Zurück ans Meer nach San José und auf einer Schotterpiste zur südlichen Spitze der Sierra del Cabo de Gata. Extrem starker Wind, steile Serpentinen und gröbster Schotter. Schieben ist keine Schande.

Eli snackt am Collado de Vela Blanca
Snacks vor der Abfahrt vom Collado de Vela Blanca

Ausschau halten nach einem Platzerl für die Nacht. Die Küste ist hier wenig verbaut aber die meisten Strände zu steil zum Zelten. Abfinden mit den letzten Metern einer geschotterten Sackgasse hinterm Strand. Spaghetti im Meerwasser kochen und der Sonne beim Untergehen zuschauen.

Eli füllt einen Kochtopf mit Meerwasser
Wie soll ich mir da einen Topf füllen?

In der Dämmerung das Zelt aufbauen. Der Wind ist immer noch heftig, Sorge Kathi könnte mit der Außenhülle davonfliegen. Hämmern, dass die Funken fliegen aber die Haken wollen nicht in den steinigen Boden sondern kringeln sich lieber wie Zimtschnecken. Es ist schon finster und die Nerven liegen blank. Alles zampacken und die letzten 35 km im finsteren nach Almería radln.

Um dreiviertel 12 im abgewohnten Hotel Embajador erschöpft aufs Bett fallen und lang schlafen.

Almería

20. April 2024

Almería ist bekannt für seine riesigen Gewächshausanlagen und keine Touristendestination. Das macht die Stadt authentisch und angenehmer zu besuchen als die populäreren Städte in denen wir bisher waren. Im kleinen Stadtzentrum ist alles fußläufig erreichbar und die Sehenswürdigkeiten sind gratis oder um wenig Geld zu besichtigen. Der Name der Stadt stammt aus dem Arabischen, Madīnat al-Mariyya bedeutet Stadt des Wachturms.

Wir besuchen den Markt, dann die Kathedrale. Der Haupteingang mit Renaissancefassade, der Rest ähnelt einer Festung. Am Platz davor riesige Palmen.

Weiter zur Alcazaba, eine maurische Festung auf einem Hügel im westlichen Teil der Stadt, der Eintritt ist frei. Durch die wunderschönen Gärten spazieren, an allen Ecken kleine Brunnen oder Bäche in Rinnen aus weißem Marmor. Von den Mauern auf die trockenen Hügel im Umland blicken. In Almería regnet es 220 mm im Jahr bei 3.000 Sonnenstunden. Zum Vergleich, in Wien regnet es 700 mm im Jahr bei 2.100 Sonnenstunden.

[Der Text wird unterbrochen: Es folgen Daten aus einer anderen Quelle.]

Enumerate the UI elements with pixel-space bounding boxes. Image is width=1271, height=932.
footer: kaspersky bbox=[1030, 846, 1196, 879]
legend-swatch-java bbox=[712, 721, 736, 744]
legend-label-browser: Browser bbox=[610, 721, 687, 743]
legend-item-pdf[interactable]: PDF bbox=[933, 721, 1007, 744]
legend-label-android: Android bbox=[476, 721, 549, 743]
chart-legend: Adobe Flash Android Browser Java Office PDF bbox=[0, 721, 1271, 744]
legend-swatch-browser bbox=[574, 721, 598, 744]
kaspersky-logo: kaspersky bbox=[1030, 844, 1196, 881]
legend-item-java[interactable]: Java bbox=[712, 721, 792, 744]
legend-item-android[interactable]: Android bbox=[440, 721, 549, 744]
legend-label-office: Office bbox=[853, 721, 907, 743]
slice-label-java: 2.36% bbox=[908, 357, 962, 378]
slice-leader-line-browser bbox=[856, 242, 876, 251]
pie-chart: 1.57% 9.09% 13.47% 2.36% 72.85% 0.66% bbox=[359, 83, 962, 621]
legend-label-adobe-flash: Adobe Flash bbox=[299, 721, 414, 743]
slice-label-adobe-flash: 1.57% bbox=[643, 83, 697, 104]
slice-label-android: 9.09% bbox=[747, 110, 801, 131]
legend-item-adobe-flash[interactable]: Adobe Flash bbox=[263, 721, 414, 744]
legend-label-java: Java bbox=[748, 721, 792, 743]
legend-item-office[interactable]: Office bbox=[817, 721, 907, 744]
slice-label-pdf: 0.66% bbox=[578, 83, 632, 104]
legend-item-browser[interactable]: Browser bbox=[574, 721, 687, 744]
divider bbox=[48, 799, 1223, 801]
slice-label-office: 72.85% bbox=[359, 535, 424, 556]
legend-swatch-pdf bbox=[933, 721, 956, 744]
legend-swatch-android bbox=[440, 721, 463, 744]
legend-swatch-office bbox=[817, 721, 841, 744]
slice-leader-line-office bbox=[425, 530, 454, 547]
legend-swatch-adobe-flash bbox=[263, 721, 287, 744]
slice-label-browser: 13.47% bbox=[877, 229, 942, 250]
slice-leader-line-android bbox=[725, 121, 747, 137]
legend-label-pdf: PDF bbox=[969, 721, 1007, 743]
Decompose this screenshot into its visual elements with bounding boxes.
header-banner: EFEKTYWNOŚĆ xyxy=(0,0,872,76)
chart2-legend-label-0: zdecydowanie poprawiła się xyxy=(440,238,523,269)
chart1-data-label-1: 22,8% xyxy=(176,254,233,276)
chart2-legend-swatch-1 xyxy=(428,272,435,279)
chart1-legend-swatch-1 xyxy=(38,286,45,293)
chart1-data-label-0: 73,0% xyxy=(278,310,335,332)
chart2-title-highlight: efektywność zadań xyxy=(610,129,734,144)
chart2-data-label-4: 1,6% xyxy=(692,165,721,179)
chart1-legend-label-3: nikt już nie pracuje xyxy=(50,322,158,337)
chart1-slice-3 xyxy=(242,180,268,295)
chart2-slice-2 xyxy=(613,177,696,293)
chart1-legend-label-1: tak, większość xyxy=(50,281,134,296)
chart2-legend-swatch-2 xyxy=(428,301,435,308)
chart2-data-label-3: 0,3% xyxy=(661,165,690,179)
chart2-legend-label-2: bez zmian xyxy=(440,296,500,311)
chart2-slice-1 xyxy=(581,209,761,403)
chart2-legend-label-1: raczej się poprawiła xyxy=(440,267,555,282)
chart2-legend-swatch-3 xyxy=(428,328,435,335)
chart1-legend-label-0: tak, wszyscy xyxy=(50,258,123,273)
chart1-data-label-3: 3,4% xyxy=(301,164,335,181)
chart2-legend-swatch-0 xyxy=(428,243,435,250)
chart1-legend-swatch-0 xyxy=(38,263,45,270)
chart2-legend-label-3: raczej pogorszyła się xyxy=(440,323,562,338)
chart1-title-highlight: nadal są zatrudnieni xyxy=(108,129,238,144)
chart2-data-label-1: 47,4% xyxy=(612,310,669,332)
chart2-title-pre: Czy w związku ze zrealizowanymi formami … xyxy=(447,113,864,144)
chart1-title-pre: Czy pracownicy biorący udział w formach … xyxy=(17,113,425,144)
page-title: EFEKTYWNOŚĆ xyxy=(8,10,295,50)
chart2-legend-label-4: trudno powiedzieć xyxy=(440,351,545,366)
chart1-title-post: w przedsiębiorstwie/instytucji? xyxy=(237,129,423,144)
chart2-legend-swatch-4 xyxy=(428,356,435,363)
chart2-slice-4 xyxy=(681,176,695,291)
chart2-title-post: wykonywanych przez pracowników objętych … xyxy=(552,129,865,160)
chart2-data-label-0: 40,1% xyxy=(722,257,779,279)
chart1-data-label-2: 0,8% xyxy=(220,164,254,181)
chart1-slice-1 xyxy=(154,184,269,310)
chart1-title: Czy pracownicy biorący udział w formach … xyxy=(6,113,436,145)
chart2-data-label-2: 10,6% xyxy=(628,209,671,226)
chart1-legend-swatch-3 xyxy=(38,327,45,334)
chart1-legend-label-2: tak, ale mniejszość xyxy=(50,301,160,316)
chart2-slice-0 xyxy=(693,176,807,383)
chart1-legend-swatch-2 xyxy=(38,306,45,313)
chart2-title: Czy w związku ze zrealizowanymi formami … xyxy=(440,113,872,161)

Eli blickt von den Zinnen der Alcazaba von Almería
Das beste Essen bisher in einem kleinen marokkanischen Restaurant nahe der Alcazaba

Mit vollem Bauch zur Plaza Puerta de Purchena, dichtes Gedränge und unglaublicher Lärmpegel in Bars und Restaurants, es ist Samstag. Ruhiger auf der Plaza Vieja, eine Gruppe Kids im Fußballmatch, die meisten tragen Trikots der großen spanischen Klubs.

Zum Abschluss ins kleine, feine Museo de la Guitarra. Das Museum ist Antonio de Torres gewidmet, der berühmte Gitarrenbauer ist in Almería geboren und erdachte im 19. Jahrhundert die Bauweise der modernen Konzertgitarre. Bis heute wird sie nach seinem Design gebaut.

Eli liest einen Infotext im Gitarrenmuseum von Almería

Kommentare (4)

Donk sibi iaz a drbei Wirklich trockene windige wellige herbleutige gegend Owärts longsom und nit fetzn Kompliment zu den tagebucheintragungen angenehm zu lesn Einen applaus und blumenstrauss den beiden fleißigen radlern
Top, danke! Fetzen lei wenns ohne Risiko möglich isch ;) Liebe Grüße an die Fam!